Inflation Continues to Fall
CPI growth seems to have peaked in December of 2022, falling consecutively each month since. While much of this has been attributed to relief in supply chain bottlenecks, a great deal has also been due to the Fed’s monetary tightening, which has continued throughout the last 10 FOMC sessions.
The Fed maintains that further tightening is likely to occur, but has held off on raising rates in their most recent session (June 14th) to witness the impact of previous rate hikes on the economy. While inflation is easing, it appears that further rate hikes are likely to occur, potentially adversely affecting the market.
Graph 1: Percent Change in CPI from Jan 2021 to May 2023. Peak occurs in December 2022, with steady decline ever since.
Debt Ceiling Tensions Resolved
After months of debate in Congress, both Houses have successfully passed legislation to suspend the debt ceiling until the elections in November 2024. Under the legislation, Federal government expenditures have been significantly reduced (with the exception of Defense Spending), potentially helping alleviate some of the inflationary burden the economy is facing.
The deal also had provisions for energy vehicle (EV) and autonomous vehicle (AV) companies, allowing them to more easily acquire development permits, making production and entry into the market much simpler.
Broader Economy Is Slowing
The economy remains at near-historic lows in unemployment, sitting at just 3.6%. Furthermore, the quality of labour has increased significantly, with the prime age employment-to-population ratio at 80.8% (the highest it’s been in nearly 20 years). This indicates that the likelihood of a recession is quite low, as unemployment rates would have to rise incredibly quickly for that to occur.

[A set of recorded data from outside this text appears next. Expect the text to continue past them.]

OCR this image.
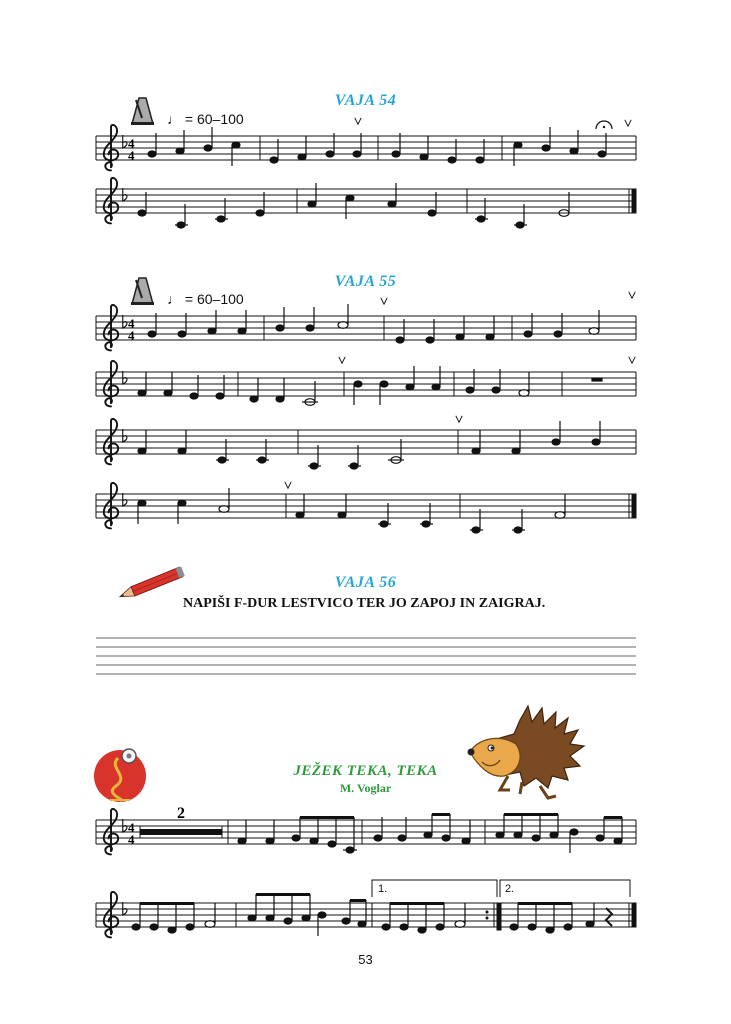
VAJA 54
♩ = 60–100
VAJA 55
♩ = 60–100
VAJA 56
NAPIŠI F-DUR LESTVICO TER JO ZAPOJ IN ZAIGRAJ.
JEŽEK TEKA, TEKA
M. Voglar
1.	2.
53
4
4
4
4
2
4
4
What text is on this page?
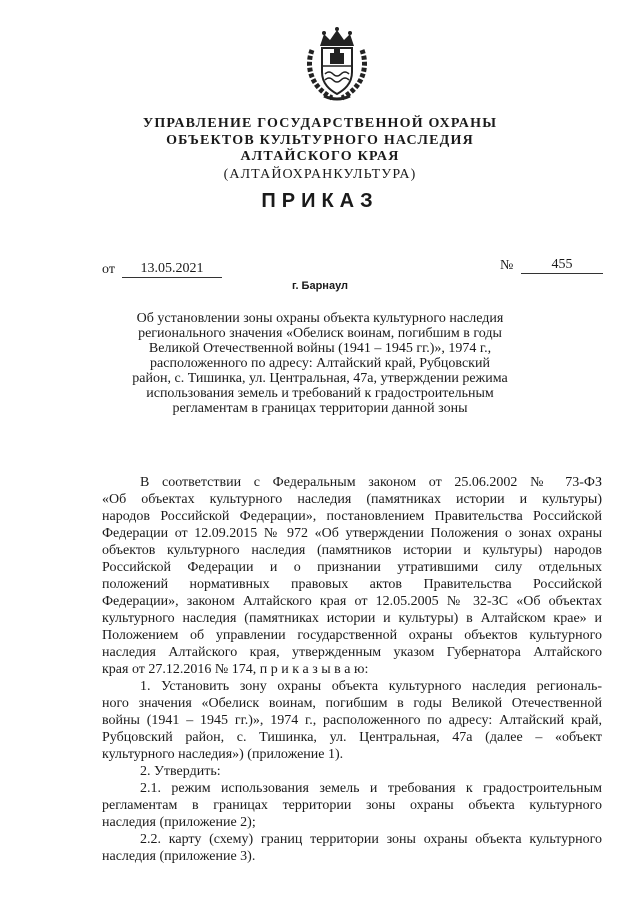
УПРАВЛЕНИЕ ГОСУДАРСТВЕННОЙ ОХРАНЫ
ОБЪЕКТОВ КУЛЬТУРНОГО НАСЛЕДИЯ
АЛТАЙСКОГО КРАЯ
(АЛТАЙОХРАНКУЛЬТУРА)
ПРИКАЗ
от	13.05.2021	№	455
г. Барнаул
Об установлении зоны охраны объекта культурного наследия
регионального значения «Обелиск воинам, погибшим в годы
Великой Отечественной войны (1941 – 1945 гг.)», 1974 г.,
расположенного по адресу: Алтайский край, Рубцовский
район, с. Тишинка, ул. Центральная, 47а, утверждении режима
использования земель и требований к градостроительным
регламентам в границах территории данной зоны
В соответствии с Федеральным законом от 25.06.2002 № 73-ФЗ
«Об объектах культурного наследия (памятниках истории и культуры)
народов Российской Федерации», постановлением Правительства Российской
Федерации от 12.09.2015 № 972 «Об утверждении Положения о зонах охраны
объектов культурного наследия (памятников истории и культуры) народов
Российской Федерации и о признании утратившими силу отдельных
положений нормативных правовых актов Правительства Российской
Федерации», законом Алтайского края от 12.05.2005 № 32-ЗС «Об объектах
культурного наследия (памятниках истории и культуры) в Алтайском крае» и
Положением об управлении государственной охраны объектов культурного
наследия Алтайского края, утвержденным указом Губернатора Алтайского
края от 27.12.2016 № 174, п р и к а з ы в а ю:
1. Установить зону охраны объекта культурного наследия региональ-
ного значения «Обелиск воинам, погибшим в годы Великой Отечественной
войны (1941 – 1945 гг.)», 1974 г., расположенного по адресу: Алтайский край,
Рубцовский район, с. Тишинка, ул. Центральная, 47а (далее – «объект
культурного наследия») (приложение 1).
2. Утвердить:
2.1. режим использования земель и требования к градостроительным
регламентам в границах территории зоны охраны объекта культурного
наследия (приложение 2);
2.2. карту (схему) границ территории зоны охраны объекта культурного
наследия (приложение 3).
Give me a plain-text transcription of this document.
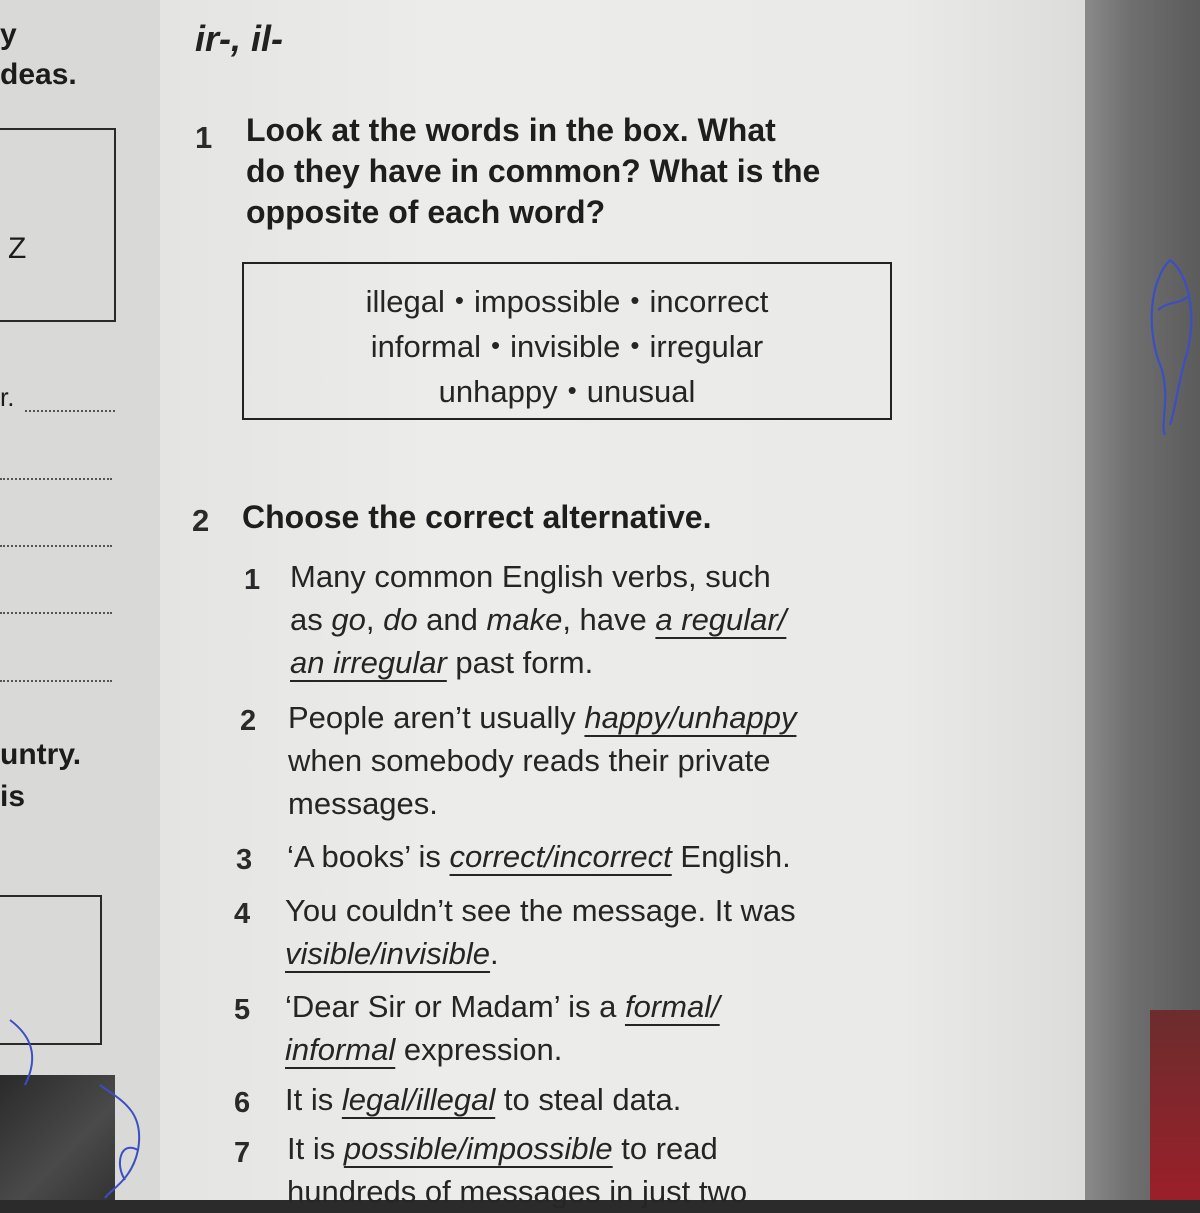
y
deas.
Z
r.
untry.
is
ir-, il-
1 Look at the words in the box. What
do they have in common? What is the
opposite of each word?
illegal • impossible • incorrect
informal • invisible • irregular
unhappy • unusual
2 Choose the correct alternative.
1 Many common English verbs, such
as go, do and make, have a regular/
an irregular past form.
2 People aren’t usually happy/unhappy
when somebody reads their private
messages.
3 ‘A books’ is correct/incorrect English.
4 You couldn’t see the message. It was
visible/invisible.
5 ‘Dear Sir or Madam’ is a formal/
informal expression.
6 It is legal/illegal to steal data.
7 It is possible/impossible to read
hundreds of messages in just two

Graph 2: U6 Unemployment Rate from 2018 to 2023.
Graph 3: Prime Age (25-54 Yrs) Employment-To-Population Ratio 2000 to 2023
However, signs show the economy is slowing down. Business investment in equipment has fallen, and is expected to continue falling as a result of the recent interest rate increases. Investments in intellectual property have also slowed in recent quarters, indicating muted growth in the near-term until inflationary pressures recede and the market adjusts to the new rates.
Graph 4: Business Investment in Equipment 2020 – 2023. The graph peaks between Q2 and Q3 2022 and steadily declines from that point onwards.
US Equities Growth
The financial markets have seen continued growth over the last year, with the S&P 500 up 15.5%. Key industries responsible for this growth include IT, Consumer Discretionary, and Communication Services.
Graph 5: Change in specific S&P 500 sectors.
Bonds, alongside equities, have seen a modest recovery since the beginning of the year. The S&P High Yield US Corporate Bond Index is up 4.58%, indicating that bonds are still growing in value and yield despite fears over bond investment earlier this year.